We all looked at each other, before gathering closer together.

“It’s all right,” said Molly without a quaver. “All part of the fun.”

“I’m getting meself worked up to chuckle me head off!” said Mrs. Malloy.

“Perverted sense of fun,” amended Alice rather jerkily. “I’ve . . . never cared much for that tune. It’s so bouncily jolly . . . it’s creepy.”

What tune? The music swelled to fill the cellar, making it impossible for any one of us not to recognize “Here Comes the Bride.” Silly not to have instantly known from the organ. The tempo picked up to skipping speed, then slowed . . . deepened . . . scraped the bottom of a misery a dirge could not have found. I
could picture it—St. Mary’s in the Dell so welcoming when I was there that morning, the veiled bride being dragged, clutching and moaning, toward the now sacrificial altar.

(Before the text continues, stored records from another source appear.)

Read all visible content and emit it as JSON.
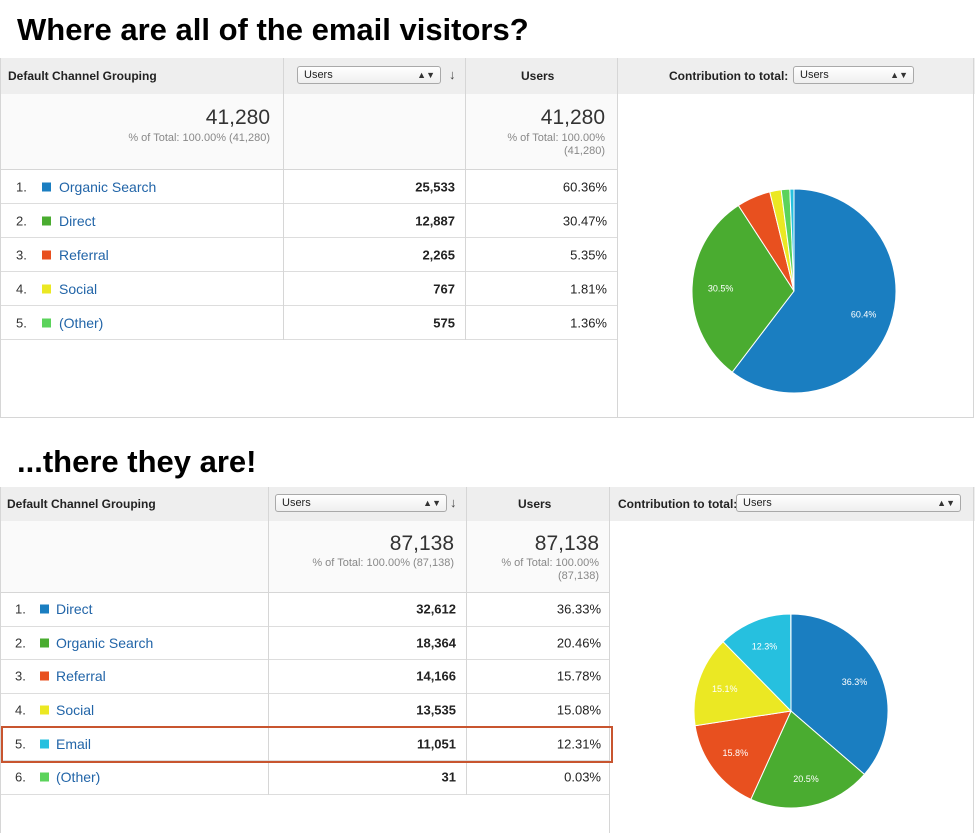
{
  "heading_top": "Where are all of the email visitors?",
  "heading_bottom": "...there they are!",
  "colors": {
    "blue": "#1a7ec1",
    "green": "#4aac30",
    "orange": "#e8501f",
    "yellow": "#ebe823",
    "teal": "#26c0df",
    "light_green": "#5bd35b",
    "highlight": "#c8552f"
  },
  "reports": [
    {
      "header": {
        "dimension_label": "Default Channel Grouping",
        "metric_select": "Users",
        "sort_icon": "arrow-down-icon",
        "metric_label": "Users",
        "contribution_label": "Contribution to total:",
        "contribution_select": "Users"
      },
      "totals": {
        "value": "41,280",
        "pct_text": "% of Total: 100.00% (41,280)",
        "value2": "41,280",
        "pct_text2_line1": "% of Total: 100.00%",
        "pct_text2_line2": "(41,280)"
      },
      "rows": [
        {
          "num": "1.",
          "channel": "Organic Search",
          "color": "#1a7ec1",
          "users": "25,533",
          "share": "60.36%"
        },
        {
          "num": "2.",
          "channel": "Direct",
          "color": "#4aac30",
          "users": "12,887",
          "share": "30.47%"
        },
        {
          "num": "3.",
          "channel": "Referral",
          "color": "#e8501f",
          "users": "2,265",
          "share": "5.35%"
        },
        {
          "num": "4.",
          "channel": "Social",
          "color": "#ebe823",
          "users": "767",
          "share": "1.81%"
        },
        {
          "num": "5.",
          "channel": "(Other)",
          "color": "#5bd35b",
          "users": "575",
          "share": "1.36%"
        }
      ],
      "chart_data": {
        "type": "pie",
        "slices": [
          {
            "label": "Organic Search",
            "value": 60.36,
            "color": "#1a7ec1",
            "slice_label": "60.4%"
          },
          {
            "label": "Direct",
            "value": 30.47,
            "color": "#4aac30",
            "slice_label": "30.5%"
          },
          {
            "label": "Referral",
            "value": 5.35,
            "color": "#e8501f",
            "slice_label": ""
          },
          {
            "label": "Social",
            "value": 1.81,
            "color": "#ebe823",
            "slice_label": ""
          },
          {
            "label": "(Other)",
            "value": 1.36,
            "color": "#5bd35b",
            "slice_label": ""
          },
          {
            "label": "",
            "value": 0.65,
            "color": "#26c0df",
            "slice_label": ""
          }
        ]
      }
    },
    {
      "header": {
        "dimension_label": "Default Channel Grouping",
        "metric_select": "Users",
        "sort_icon": "arrow-down-icon",
        "metric_label": "Users",
        "contribution_label": "Contribution to total:",
        "contribution_select": "Users"
      },
      "totals": {
        "value": "87,138",
        "pct_text": "% of Total: 100.00% (87,138)",
        "value2": "87,138",
        "pct_text2_line1": "% of Total: 100.00%",
        "pct_text2_line2": "(87,138)"
      },
      "rows": [
        {
          "num": "1.",
          "channel": "Direct",
          "color": "#1a7ec1",
          "users": "32,612",
          "share": "36.33%"
        },
        {
          "num": "2.",
          "channel": "Organic Search",
          "color": "#4aac30",
          "users": "18,364",
          "share": "20.46%"
        },
        {
          "num": "3.",
          "channel": "Referral",
          "color": "#e8501f",
          "users": "14,166",
          "share": "15.78%"
        },
        {
          "num": "4.",
          "channel": "Social",
          "color": "#ebe823",
          "users": "13,535",
          "share": "15.08%"
        },
        {
          "num": "5.",
          "channel": "Email",
          "color": "#26c0df",
          "users": "11,051",
          "share": "12.31%",
          "highlighted": true
        },
        {
          "num": "6.",
          "channel": "(Other)",
          "color": "#5bd35b",
          "users": "31",
          "share": "0.03%"
        }
      ],
      "chart_data": {
        "type": "pie",
        "slices": [
          {
            "label": "Direct",
            "value": 36.33,
            "color": "#1a7ec1",
            "slice_label": "36.3%"
          },
          {
            "label": "Organic Search",
            "value": 20.46,
            "color": "#4aac30",
            "slice_label": "20.5%"
          },
          {
            "label": "Referral",
            "value": 15.78,
            "color": "#e8501f",
            "slice_label": "15.8%"
          },
          {
            "label": "Social",
            "value": 15.08,
            "color": "#ebe823",
            "slice_label": "15.1%"
          },
          {
            "label": "Email",
            "value": 12.31,
            "color": "#26c0df",
            "slice_label": "12.3%"
          },
          {
            "label": "(Other)",
            "value": 0.03,
            "color": "#5bd35b",
            "slice_label": ""
          }
        ]
      }
    }
  ]
}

“I told you it’s a horrible tune.” Most of Alice’s voluminous hair had tumbled down and she made no move to pile it back up.

“Any music can be twisted around.” Molly moved up close to her.

“Georges is a pain in the neck,” said Judy in her mild voice, “but seeing he must want us to get out of here sometime today, I wouldn’t be surprised if he gave us a hint, by having the music come in loudest near the removable stone, if there is such a piece.”